Modewinkels zijn sinds 11 mei, zeven weken ondertussen, terug open. Ondanks het feit dat de verkoop momenteel goed loopt, voorzien modewinkeliers vanaf september grote problemen indien er geen bijkomende maatregelen genomen worden om de bijzonder zwaar getroffen modesector te ondersteunen.

Concreet vraagt Mode Unie daarom een BTW verlaging van 21% naar 6% in de laatste twee kwartalen van het jaar. Dit zou de modesector de nodige ademruimte moeten geven om een massale storm aan faillissementen binnen de sector verder te helpen voorkomen. Zowel bij grote retailers, Belgische merkenfabrikanten maar zeker en vooral ook bij zelfstandige moderetailers.

Marge ligt lager: problemen met kredieten en kredietverzekeringen
Het eigen vermogen van de meeste gezonde modebedrijven is in maart 2020 quasi volledig verhuisd van de bankrekening naar de winkelpunten door de investering in de voorraad. Deze voorraad geraakte niet verkocht in het anders drukke Paasverlof, door het gebrek aan communies en het uitblijven van mooie lenteverkoop eind april en rond 1 mei. Deze belangrijke verkoopmomenten, waar de modesector normaal de basis legt voor een geslaagd seizoen, vervielen door de verplichte sluiting van 18 maart tot 11 mei.

Gezien deze basis er nu niet is en de voorraad in modewinkels immens is, zullen heel wat retailers kortingen geven om de consument verder over de streep te trekken om te kopen. De verwachting is dat moderetailers in juli af te rekenen zullen krijgen met een ongeziene prijzenslag omdat moderetailers met stockoverschotten zitten die volgend jaar niets meer waard zijn.

De misgelopen verkoopmomenten in combinatie met de kortingen zullen er voor zorgen dat de marge binnen de modedetailhandel sowieso een stuk lager zal liggen dan vorige jaren. De grote stockoverschot die er bij afsluit van het seizoen nog zal zijn, dient afgeboekt te worden en heeft een enorme impact op de marge. Gevolg: een heel slecht resultaat.

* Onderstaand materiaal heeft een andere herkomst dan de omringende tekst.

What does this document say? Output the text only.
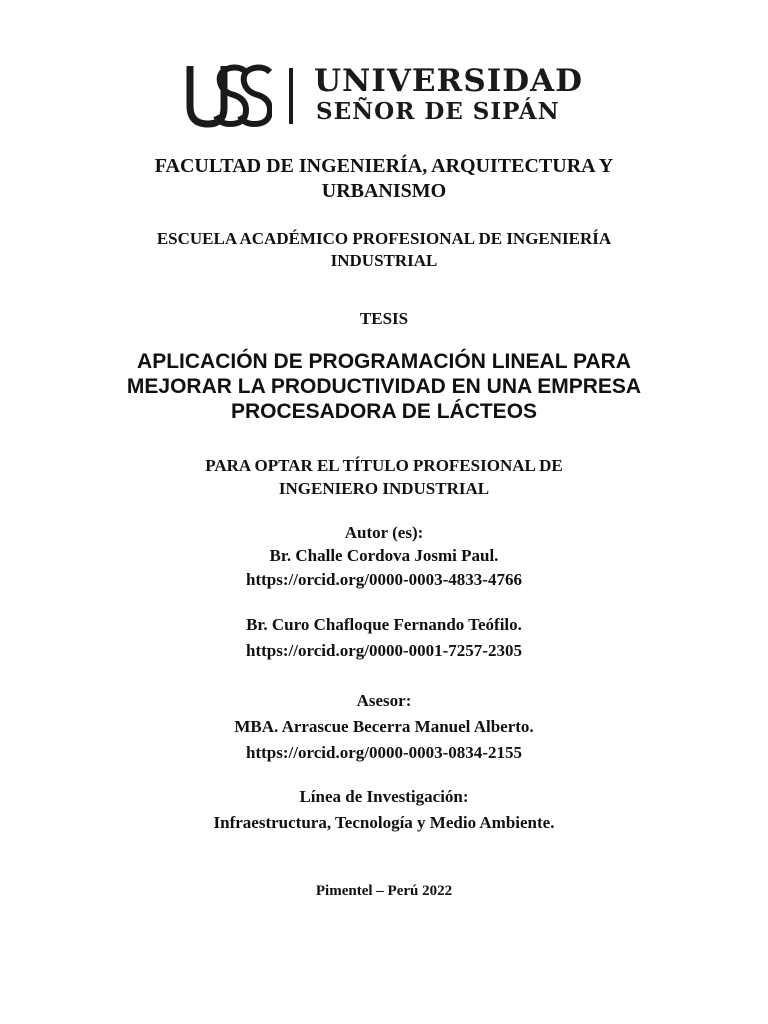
UNIVERSIDAD
SEÑOR DE SIPÁN
FACULTAD DE INGENIERÍA, ARQUITECTURA Y
URBANISMO
ESCUELA ACADÉMICO PROFESIONAL DE INGENIERÍA
INDUSTRIAL
TESIS
APLICACIÓN DE PROGRAMACIÓN LINEAL PARA
MEJORAR LA PRODUCTIVIDAD EN UNA EMPRESA
PROCESADORA DE LÁCTEOS
PARA OPTAR EL TÍTULO PROFESIONAL DE
INGENIERO INDUSTRIAL
Autor (es):
Br. Challe Cordova Josmi Paul.
https://orcid.org/0000-0003-4833-4766
Br. Curo Chafloque Fernando Teófilo.
https://orcid.org/0000-0001-7257-2305
Asesor:
MBA. Arrascue Becerra Manuel Alberto.
https://orcid.org/0000-0003-0834-2155
Línea de Investigación:
Infraestructura, Tecnología y Medio Ambiente.
Pimentel – Perú 2022
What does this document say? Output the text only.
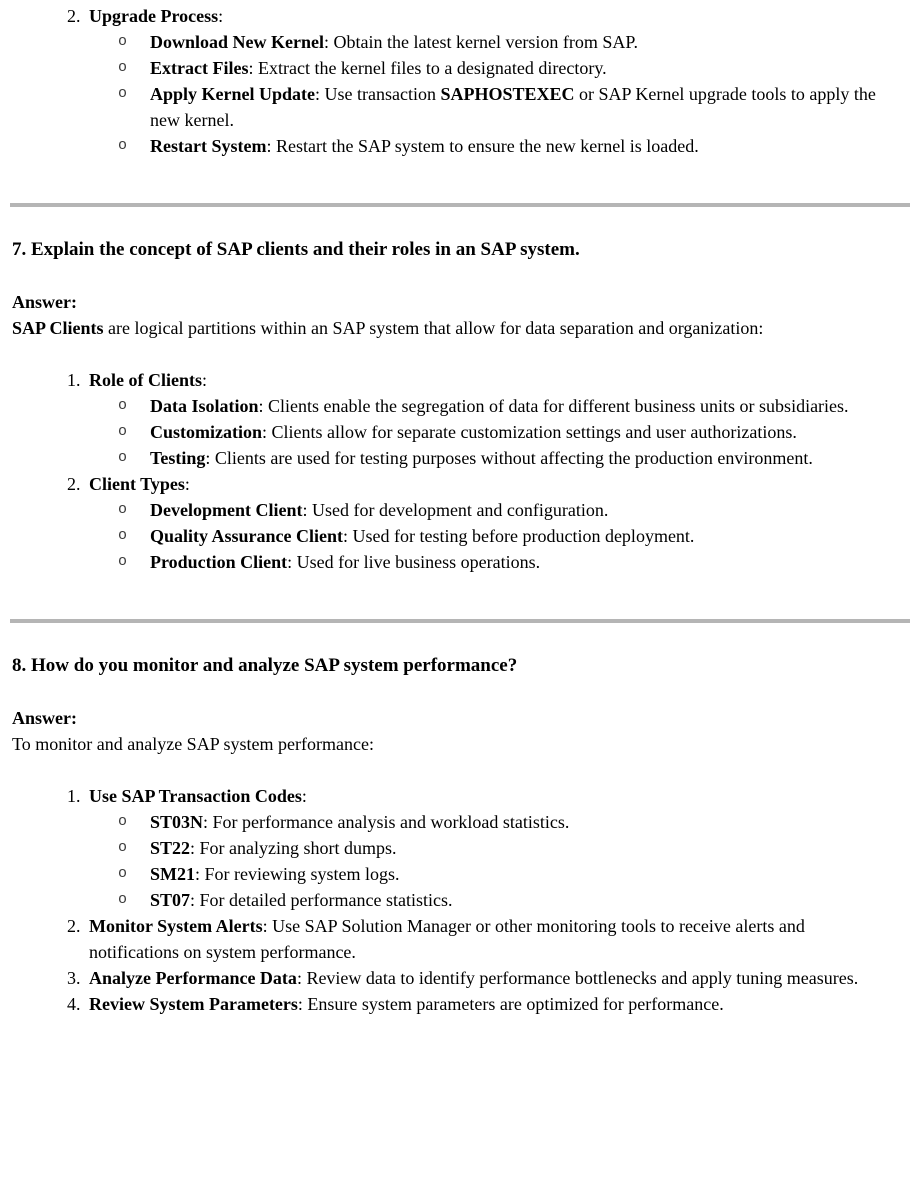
2. Upgrade Process:
o Download New Kernel: Obtain the latest kernel version from SAP.
o Extract Files: Extract the kernel files to a designated directory.
o Apply Kernel Update: Use transaction SAPHOSTEXEC or SAP Kernel upgrade tools to apply the new kernel.
o Restart System: Restart the SAP system to ensure the new kernel is loaded.
7. Explain the concept of SAP clients and their roles in an SAP system.

Answer:
SAP Clients are logical partitions within an SAP system that allow for data separation and organization:

1. Role of Clients:
o Data Isolation: Clients enable the segregation of data for different business units or subsidiaries.
o Customization: Clients allow for separate customization settings and user authorizations.
o Testing: Clients are used for testing purposes without affecting the production environment.
2. Client Types:
o Development Client: Used for development and configuration.
o Quality Assurance Client: Used for testing before production deployment.
o Production Client: Used for live business operations.
8. How do you monitor and analyze SAP system performance?

Answer:
To monitor and analyze SAP system performance:

1. Use SAP Transaction Codes:
o ST03N: For performance analysis and workload statistics.
o ST22: For analyzing short dumps.
o SM21: For reviewing system logs.
o ST07: For detailed performance statistics.
2. Monitor System Alerts: Use SAP Solution Manager or other monitoring tools to receive alerts and notifications on system performance.
3. Analyze Performance Data: Review data to identify performance bottlenecks and apply tuning measures.
4. Review System Parameters: Ensure system parameters are optimized for performance.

“Hierdoor zullen banken minder snel kredieten toestaan of zullen moderetailers moeten lenen aan duurdere tarieven. Leveranciers zullen retailers niet meer kunnen verzekeren via kredietverzekering, dus het risico op moderetailers verhoogt enorm. Dit zal er (zeker bij de grote merken) voor zorgen dat modewinkels op voorhand dienen te betalen ofwel commercieel een stuk zullen moeten inboeten, aangezien het merk het risico dient te dragen.”, aldus Isolde Delanghe, directeur Mode Unie.

Daarbovenop is er nog de wintercollectie die nog volledig betaald moet worden en zullen de verleende corona steunmaatregelen zoals overbruggingskredieten terug betaald moeten worden.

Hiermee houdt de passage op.